Probably the unfortunate experience with Zardari had something to do with Naqvi’s support for Imran.

Faced with a mountain of unpaid bills from government customers – and a growing pile of debt to its own energy suppliers – Karachi Electric struggled. The solution came from President Xi Jinping. Shanghai Electric, one of China’s largest energy companies, intervened with a $1.7 billion bid to buy Karachi Electric from Naqvi.

In the summer of 2016, Simon Clark and Will Louch wrote an authoritative book about Abraaj’s story. Naqvi signed a $20 million contract with an intermediary to get Prime Minister Nawaz Sharif’s backing. However, the prime minister was forced to resign from office by a 2017 Supreme Court decision found guilty of corruption.


Also read: 41 Indians became Pakistanis last year. Why are they doing it? What are the obstacles?


The end of the dream

Imran Khan finally came to power in 2018, installed in office, scholar C. Christine Fair has captured, facilitated by the military. Facing financial pressures from failed investments, Naqvi needed the sale of Karachi Electric to proceed. Federal Investigation Agency (FIA) Director General Bashir Memon stood in the way. Abraaj owed Pakistani state gas company Rs 87 billion. In response to the payment requests, Memon later said, Karachi Electric would threaten to cut power to the city — and secure payment deferrals.

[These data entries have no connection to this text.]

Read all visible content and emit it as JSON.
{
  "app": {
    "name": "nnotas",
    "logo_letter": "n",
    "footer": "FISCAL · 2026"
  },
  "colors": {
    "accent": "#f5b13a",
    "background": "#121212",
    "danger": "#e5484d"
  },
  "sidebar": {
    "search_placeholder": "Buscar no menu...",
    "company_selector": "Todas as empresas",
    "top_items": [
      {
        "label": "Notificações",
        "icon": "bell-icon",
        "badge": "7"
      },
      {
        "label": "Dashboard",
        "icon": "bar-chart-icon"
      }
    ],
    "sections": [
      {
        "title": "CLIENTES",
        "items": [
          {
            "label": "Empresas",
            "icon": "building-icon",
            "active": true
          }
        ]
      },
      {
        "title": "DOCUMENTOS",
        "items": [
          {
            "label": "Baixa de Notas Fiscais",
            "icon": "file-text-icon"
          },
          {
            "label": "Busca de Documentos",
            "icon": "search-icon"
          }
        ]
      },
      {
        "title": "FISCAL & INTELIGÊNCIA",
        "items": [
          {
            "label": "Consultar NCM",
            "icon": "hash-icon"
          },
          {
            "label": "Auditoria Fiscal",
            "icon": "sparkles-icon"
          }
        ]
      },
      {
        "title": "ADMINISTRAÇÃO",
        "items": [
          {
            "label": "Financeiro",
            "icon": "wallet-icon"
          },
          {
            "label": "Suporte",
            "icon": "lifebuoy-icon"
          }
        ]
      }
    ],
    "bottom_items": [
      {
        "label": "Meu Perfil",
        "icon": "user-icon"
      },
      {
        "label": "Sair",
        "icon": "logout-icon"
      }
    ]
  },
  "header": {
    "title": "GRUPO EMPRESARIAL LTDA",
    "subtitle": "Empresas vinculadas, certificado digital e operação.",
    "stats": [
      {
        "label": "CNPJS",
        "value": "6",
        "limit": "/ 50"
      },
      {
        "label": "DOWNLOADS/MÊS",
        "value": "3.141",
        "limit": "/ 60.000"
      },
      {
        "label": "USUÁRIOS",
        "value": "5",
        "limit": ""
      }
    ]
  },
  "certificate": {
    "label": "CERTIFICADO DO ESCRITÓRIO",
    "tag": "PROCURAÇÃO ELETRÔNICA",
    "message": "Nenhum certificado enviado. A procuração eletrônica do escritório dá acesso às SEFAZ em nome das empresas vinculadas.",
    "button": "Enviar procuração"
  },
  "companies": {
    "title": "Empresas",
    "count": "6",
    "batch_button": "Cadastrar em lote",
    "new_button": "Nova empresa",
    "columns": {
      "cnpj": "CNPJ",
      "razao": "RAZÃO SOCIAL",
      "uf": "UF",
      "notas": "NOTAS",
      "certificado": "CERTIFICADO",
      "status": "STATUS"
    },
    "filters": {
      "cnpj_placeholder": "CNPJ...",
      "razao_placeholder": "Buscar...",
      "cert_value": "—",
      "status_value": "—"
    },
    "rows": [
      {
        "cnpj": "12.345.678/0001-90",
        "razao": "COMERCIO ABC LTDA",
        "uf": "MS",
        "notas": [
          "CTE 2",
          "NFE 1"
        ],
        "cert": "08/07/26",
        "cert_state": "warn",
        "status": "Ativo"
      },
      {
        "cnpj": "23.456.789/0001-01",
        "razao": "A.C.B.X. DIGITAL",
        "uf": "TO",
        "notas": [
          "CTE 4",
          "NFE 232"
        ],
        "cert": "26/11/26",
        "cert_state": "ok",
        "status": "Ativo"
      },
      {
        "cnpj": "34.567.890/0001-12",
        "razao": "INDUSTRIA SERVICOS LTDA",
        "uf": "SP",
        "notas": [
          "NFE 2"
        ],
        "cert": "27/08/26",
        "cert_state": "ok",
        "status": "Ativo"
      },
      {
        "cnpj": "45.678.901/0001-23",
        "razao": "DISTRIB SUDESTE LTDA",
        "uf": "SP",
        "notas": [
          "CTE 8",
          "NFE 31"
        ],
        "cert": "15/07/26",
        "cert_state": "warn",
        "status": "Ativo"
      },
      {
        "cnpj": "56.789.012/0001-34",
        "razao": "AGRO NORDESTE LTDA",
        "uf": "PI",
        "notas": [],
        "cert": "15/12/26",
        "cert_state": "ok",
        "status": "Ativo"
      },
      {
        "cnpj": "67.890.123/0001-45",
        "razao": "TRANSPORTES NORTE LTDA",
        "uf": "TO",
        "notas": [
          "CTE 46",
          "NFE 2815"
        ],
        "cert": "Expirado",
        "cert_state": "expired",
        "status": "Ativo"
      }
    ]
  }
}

Imran ordered Memon to close the case. The FIA ​​chief refused, leading to his unceremoniously transferring. Talks to sell Karachi Electric remain stalled, including over the amount of the Pakistani government’s debt, the size of its debt and future electricity prices.

To help Naqvi, Imran also threw his weight behind plans to establish a sovereign wealth trust, Sarmaya-e-Pakistan, which would control the country’s public sector properties. Abraaj hoped for a large share in the trust’s activities, in which former employees would play a key role.

Forensic investigation of Abraaj’s cases has aborted Imran’s attempts to rescue Naqvi. Naqvi was detained at Heathrow Airport in early 2019. Like the fugitive diamond trader Nirav Modi, Naqvi is fighting extradition on mental health grounds. The two cases are likely to be decided together.

Although Prime Minister Shehbaz Sharif and the ruling alliance of Pakistan’s Muslim League-Nawaz and People’s Party have used the Naqvi revelations to attack Imran, no criminal investigation has been ordered. Pakistan’s Election Commission has ruled that Imran Khan has received banned funds, but its investigation does not address the sources and their motives. The grip of cronyism on Pakistani politics is too deep – and the generals involved are too powerful – to tell the full truth.

The author is National Security Editor, ThePrint. He tweets @praveenswami. Views are personal.